DAR ES SALAAM: TANZANIA has called for extension of African Growth and Opportunity Act (AGOA) for 20 years for the country to fully utilise all opportunities under the programme.
Minister for Industry and Trade, Dr Ashatu Kijaji made the recommendation during the general discussion on issues of concerns on AGOA in its 20th Forum held in Johannesburg, South Africa from November 2- 4 this year.
“Tanzania continues to appreciate the US government for the AGOA programme which has been very critical to us and other AGOA beneficiary countries… the underlying fact is that we have not been able to fully utilise all opportunities under AGOA,” Dr Kijaji said.
She added: “Tanzania would like to call for a longer period of time, at least 20 years after 2025…this will ensure predictability of AGOA and encourage long term investment in African countries.
The Minister said that the longer period of time will provide certainty and predictability and allow the countries to attract significant investments.
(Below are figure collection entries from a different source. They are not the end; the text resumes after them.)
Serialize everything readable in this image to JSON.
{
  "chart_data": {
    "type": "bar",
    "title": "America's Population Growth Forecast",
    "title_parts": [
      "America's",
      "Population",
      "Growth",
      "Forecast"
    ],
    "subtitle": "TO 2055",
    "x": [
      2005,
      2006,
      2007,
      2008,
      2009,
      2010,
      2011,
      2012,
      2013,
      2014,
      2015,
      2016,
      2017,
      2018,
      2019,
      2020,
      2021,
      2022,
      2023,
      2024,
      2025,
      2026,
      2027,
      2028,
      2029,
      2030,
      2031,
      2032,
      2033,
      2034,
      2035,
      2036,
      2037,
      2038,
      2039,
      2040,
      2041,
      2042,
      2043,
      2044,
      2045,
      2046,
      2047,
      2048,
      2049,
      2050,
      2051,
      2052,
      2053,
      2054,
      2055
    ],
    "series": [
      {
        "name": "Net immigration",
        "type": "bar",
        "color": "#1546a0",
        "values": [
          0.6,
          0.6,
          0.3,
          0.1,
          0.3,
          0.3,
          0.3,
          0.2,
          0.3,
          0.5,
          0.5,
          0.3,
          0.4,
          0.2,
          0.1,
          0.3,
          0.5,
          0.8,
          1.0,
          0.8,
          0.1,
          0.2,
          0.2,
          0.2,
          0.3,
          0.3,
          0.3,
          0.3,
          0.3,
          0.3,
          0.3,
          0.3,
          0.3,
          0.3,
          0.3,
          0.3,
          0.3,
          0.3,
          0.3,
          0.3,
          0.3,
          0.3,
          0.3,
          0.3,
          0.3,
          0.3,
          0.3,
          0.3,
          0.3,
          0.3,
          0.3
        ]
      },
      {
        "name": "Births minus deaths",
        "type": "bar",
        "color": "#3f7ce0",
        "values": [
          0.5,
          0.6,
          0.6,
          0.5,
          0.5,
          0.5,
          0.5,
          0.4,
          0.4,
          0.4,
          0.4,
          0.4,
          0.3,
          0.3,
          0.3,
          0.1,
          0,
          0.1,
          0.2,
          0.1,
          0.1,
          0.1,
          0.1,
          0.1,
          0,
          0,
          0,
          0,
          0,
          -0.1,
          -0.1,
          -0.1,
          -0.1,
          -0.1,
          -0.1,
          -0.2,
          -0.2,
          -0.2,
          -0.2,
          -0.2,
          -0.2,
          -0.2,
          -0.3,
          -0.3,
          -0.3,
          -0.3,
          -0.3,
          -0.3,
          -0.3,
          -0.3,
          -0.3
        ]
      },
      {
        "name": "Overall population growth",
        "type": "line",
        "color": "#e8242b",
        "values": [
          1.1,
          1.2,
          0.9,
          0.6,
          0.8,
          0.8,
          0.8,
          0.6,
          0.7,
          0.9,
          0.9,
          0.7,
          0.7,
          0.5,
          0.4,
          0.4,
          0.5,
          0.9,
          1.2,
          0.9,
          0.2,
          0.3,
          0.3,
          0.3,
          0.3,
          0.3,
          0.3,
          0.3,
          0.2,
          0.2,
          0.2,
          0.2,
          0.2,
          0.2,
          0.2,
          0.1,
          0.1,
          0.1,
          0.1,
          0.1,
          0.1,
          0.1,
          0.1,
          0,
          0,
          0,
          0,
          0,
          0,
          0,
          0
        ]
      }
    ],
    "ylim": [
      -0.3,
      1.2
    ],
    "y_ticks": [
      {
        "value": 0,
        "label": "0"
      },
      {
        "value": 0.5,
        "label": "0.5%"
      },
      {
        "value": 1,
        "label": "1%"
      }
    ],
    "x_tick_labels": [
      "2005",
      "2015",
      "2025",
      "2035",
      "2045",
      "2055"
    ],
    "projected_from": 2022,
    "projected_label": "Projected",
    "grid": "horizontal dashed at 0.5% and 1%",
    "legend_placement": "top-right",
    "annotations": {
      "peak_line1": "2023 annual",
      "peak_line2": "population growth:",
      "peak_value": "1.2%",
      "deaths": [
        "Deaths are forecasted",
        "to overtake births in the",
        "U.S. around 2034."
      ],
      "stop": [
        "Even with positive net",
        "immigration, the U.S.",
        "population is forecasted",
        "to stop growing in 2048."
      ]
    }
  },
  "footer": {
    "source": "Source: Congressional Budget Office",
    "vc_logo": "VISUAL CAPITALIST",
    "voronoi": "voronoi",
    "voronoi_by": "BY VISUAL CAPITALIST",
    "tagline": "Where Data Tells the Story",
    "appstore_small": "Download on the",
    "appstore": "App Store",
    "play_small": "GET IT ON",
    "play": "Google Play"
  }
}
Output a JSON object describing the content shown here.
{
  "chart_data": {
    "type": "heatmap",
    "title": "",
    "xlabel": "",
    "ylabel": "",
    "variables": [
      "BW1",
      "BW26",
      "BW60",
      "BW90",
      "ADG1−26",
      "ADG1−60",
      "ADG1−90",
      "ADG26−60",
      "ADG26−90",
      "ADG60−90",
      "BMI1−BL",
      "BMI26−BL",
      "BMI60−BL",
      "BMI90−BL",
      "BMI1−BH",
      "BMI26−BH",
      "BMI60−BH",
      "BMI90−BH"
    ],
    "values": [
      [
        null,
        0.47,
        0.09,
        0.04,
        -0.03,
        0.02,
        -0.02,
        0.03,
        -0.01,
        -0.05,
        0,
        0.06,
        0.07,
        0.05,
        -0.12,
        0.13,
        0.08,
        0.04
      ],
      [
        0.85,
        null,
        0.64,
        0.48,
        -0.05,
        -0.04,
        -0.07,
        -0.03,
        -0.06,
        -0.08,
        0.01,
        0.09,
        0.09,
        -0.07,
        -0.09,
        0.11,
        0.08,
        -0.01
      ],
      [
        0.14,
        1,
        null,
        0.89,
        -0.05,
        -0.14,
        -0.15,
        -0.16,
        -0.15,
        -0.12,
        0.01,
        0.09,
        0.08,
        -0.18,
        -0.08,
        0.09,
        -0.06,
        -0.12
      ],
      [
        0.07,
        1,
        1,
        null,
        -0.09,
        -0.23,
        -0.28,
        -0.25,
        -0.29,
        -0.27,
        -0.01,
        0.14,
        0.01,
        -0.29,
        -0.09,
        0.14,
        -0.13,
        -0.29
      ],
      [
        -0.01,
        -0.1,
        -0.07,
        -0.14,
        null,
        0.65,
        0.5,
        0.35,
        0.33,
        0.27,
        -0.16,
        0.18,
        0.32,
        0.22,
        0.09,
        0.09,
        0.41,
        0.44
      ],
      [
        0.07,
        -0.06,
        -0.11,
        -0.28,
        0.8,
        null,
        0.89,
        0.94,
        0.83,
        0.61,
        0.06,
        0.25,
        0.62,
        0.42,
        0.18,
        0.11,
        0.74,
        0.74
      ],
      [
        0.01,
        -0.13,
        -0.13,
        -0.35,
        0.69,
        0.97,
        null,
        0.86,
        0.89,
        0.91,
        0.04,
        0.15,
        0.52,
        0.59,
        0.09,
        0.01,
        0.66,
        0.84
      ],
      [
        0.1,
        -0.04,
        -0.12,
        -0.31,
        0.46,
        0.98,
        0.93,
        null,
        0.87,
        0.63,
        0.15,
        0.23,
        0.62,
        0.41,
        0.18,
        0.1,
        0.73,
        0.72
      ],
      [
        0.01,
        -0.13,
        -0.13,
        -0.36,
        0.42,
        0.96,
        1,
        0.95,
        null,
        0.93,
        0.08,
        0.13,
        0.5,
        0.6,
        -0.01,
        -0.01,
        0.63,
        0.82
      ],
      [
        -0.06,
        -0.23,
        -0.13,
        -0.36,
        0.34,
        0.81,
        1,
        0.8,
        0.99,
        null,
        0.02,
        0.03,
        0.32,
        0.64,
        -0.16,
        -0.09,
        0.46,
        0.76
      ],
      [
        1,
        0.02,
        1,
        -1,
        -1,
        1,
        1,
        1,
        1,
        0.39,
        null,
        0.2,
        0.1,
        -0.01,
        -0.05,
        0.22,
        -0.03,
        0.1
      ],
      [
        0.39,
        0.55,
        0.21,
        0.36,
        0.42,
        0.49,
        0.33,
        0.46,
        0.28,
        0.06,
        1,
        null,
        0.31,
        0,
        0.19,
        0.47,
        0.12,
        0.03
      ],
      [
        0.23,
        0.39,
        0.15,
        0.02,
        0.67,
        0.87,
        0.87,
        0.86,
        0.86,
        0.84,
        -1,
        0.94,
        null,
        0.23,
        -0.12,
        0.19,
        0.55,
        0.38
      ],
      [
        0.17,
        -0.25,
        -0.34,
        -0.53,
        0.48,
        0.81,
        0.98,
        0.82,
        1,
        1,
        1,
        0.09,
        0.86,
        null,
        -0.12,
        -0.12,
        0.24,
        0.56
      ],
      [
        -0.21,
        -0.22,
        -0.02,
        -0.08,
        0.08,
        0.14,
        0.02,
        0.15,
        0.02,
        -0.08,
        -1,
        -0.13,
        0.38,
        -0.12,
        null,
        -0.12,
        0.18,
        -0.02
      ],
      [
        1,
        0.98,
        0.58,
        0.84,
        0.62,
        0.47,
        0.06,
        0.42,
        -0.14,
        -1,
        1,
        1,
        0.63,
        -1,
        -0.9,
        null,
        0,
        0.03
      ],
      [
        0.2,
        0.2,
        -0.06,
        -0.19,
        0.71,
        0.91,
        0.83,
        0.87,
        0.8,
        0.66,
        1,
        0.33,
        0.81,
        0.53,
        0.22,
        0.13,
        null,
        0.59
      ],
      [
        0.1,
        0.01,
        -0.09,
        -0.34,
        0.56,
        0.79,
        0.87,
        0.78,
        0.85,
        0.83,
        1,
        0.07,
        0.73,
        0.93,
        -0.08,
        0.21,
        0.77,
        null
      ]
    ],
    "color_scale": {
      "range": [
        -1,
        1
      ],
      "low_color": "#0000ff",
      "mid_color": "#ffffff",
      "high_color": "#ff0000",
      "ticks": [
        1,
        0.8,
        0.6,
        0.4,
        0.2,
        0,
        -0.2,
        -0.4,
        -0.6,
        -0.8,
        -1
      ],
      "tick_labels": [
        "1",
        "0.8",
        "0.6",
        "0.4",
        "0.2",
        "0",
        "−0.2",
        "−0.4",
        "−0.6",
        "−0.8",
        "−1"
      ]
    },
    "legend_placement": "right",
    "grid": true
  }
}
She said ten years is a short period for serious investments which take a long time to build facilities, and by the time of starting production, you find ten years are almost ending.
Dr Kijaji further stressed the need to allow for accumulation of AGOA to all African Continental Free Trade Area (AfCFTA) signatories which would align AGOA to the agreement to support the regional integration efforts and by so doing expand the scope of AGOA to accommodate other key issues such as Trade in Services among others.
The minister also recommended the amendment of eligibility criteria mostly on graduation to ensure that countries that have achieved a high-income status are not instantly removed from Generalised System of Preferences (GSP) and AGOA programmes, as most of the countries continue experiencing economic hardships and unemployment.
On eligibility criteria, she said Tanzania would also like to request for the adjustment of AGOA eligibility review from the current practice of annual review to at least every three years.
“This will create confidence and more time for investors to do assessment and undertake necessary corrective measures as the case may be,” she said.
The country also calls for the removal of Textile Visa requirements which adds extra process and costs in doing business under AGOA.
The theme of this year’s Forum is “Partnering to Build a Resilient, Sustainable and Inclusive AGOA to Support Economic Development, Industrialisation and Quality Job Creation.”
AGOA is a United States Trade Act, enacted on May 18, 2000 as Public Law 106 of the 200th Congress.
It is a trade deal that allows beneficiary countries in sub-Saharan Africa to export their products to the US duty-free. It was enacted in the US in 2000 to run to 2015 and renewed to 2025.
The Act originally covered the 8-year period from October 2000 to September 2008, but legislative amendments signed into law by US President George Bush in July 2004 served to extend AGOA to 2015.
Enacted in May 2000, AGOA is the cornerstone of US economic engagement with the countries of sub-Saharan Africa.
The agreement provides duty-free access to the US market for eligible Sub Sahara African nations. In June 2015, the US government authorised AGOA for an additional 10 years.
It has also succeeded in helping eligible nations grow, diversify their exports to the United States and create employment and inclusive economic growth. Under AGOA, eligible countries can export products, including value-added manufactured items such as textiles, to the United States duty-free.